In their recent paper on a similar topic, Bhavsar et al. (2010) argue that it is easier to derive fish consumption advisory-based sediment quality thresholds (fca-SQT), conceptually identical to the standard we derived, on the basis of non-normalized BSAFs, because sediment OC contents are not systematically available, and guidelines are generally expressed on a non-normalized basis. In fact, using normalized or non-normalized BSAFs in a given system would yield the same result (Appendix C of Electronic Supplementary Material). However, they also acknowledge that the uncertainty on the fca-SQTs they have determined is important, due to the use of fish and sediment concentrations in whole-lake averages; they accordingly suggest using site-specific sediment and fish data for a better assessment. The approach we developed is entirely based on site-specific data; moreover, normalized BSAFs can be used to adjust the guideline we calculated to local conditions (OC content), if needed.

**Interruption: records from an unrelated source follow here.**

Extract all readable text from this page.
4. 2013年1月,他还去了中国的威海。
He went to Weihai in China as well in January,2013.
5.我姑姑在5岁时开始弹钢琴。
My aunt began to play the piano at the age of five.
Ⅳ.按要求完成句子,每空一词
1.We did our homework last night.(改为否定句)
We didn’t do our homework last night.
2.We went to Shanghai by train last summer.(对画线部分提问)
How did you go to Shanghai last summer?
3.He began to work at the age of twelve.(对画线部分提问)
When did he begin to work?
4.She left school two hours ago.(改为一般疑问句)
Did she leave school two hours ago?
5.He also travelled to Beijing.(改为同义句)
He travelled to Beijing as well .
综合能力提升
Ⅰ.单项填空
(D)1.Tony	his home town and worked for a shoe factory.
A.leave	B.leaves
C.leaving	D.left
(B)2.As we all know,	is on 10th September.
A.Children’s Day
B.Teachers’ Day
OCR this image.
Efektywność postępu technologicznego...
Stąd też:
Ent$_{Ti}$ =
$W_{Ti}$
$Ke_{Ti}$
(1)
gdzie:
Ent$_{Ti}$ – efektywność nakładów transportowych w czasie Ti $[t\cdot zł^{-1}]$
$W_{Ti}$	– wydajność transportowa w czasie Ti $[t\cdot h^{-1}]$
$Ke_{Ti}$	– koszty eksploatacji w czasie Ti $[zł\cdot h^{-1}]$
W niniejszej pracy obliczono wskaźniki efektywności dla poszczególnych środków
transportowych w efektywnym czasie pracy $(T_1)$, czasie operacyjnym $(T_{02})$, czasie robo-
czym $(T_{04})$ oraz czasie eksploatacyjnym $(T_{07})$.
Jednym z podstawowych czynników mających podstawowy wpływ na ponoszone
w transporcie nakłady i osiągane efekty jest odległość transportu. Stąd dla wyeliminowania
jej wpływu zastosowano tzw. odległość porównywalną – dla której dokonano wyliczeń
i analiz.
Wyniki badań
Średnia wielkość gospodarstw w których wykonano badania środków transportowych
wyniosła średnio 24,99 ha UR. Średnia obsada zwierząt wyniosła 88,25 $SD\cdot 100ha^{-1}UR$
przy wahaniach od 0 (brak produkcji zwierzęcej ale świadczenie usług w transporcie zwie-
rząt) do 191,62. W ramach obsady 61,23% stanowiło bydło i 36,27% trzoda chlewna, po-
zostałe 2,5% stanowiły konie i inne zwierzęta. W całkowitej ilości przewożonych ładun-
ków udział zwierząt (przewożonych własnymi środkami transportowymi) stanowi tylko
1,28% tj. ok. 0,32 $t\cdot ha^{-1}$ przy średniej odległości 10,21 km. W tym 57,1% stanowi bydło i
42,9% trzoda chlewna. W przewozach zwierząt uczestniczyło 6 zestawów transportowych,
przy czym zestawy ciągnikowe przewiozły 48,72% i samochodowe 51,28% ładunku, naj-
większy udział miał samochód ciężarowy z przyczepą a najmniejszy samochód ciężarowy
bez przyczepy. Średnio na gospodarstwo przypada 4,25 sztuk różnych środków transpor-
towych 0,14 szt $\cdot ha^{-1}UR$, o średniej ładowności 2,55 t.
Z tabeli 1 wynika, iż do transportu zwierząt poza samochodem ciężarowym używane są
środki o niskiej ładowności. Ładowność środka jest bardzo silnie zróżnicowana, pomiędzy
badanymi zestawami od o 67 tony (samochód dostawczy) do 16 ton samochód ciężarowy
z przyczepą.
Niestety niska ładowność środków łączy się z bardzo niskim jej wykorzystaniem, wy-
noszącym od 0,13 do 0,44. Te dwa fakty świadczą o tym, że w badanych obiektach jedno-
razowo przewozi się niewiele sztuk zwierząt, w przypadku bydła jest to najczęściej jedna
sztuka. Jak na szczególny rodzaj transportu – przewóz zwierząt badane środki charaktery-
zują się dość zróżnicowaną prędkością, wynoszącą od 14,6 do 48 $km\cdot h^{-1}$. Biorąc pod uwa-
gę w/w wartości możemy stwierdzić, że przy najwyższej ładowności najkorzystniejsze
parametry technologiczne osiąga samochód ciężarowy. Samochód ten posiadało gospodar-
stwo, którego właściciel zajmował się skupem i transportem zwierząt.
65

The tissue-based sediment guideline determined herein for the Rhone basin (26.6 ng g−1 dw) is fairly comparable to existing effect-based sediment guidelines, 22–23 ng g−1 (dw) (Apitz et al. 2007; Kwok et al. 2008) to 34.1 ng g−1 (dw) (EC 1999). Furthermore, it is far below the mechanistically based benchmarks reported elsewhere (e.g., Fuchsman et al. 2006), even though the latter are expressed as Aroclors. The Rhone SQG proposed is also comparable to the total PCBs fca-SQT ranging from 1 to 60 ng g−1 (dw) determined by Bhavsar et al. (2010) for several Great Lakes locations and four species. The most sensitive species in their study was lake trout, with an fca-SQT between 1 and 20 ng g−1 (dw) depending on the lake or location.

5 Conclusion: implications for monitoring and management

When actually determining whether biota are impaired or not by hydrophobic contaminants such as PCBs, a tiered approach based on sediment in the first step and fish or other biota in the second might be more appropriate than either an approach relying only on biota or only on sediments. An SQG related to a tissue-based threshold would trigger the second tier. In this perspective, the SQG we determined for the Rhone River on the basis of BSAF distributions for a range of species continues to have limited efficiency.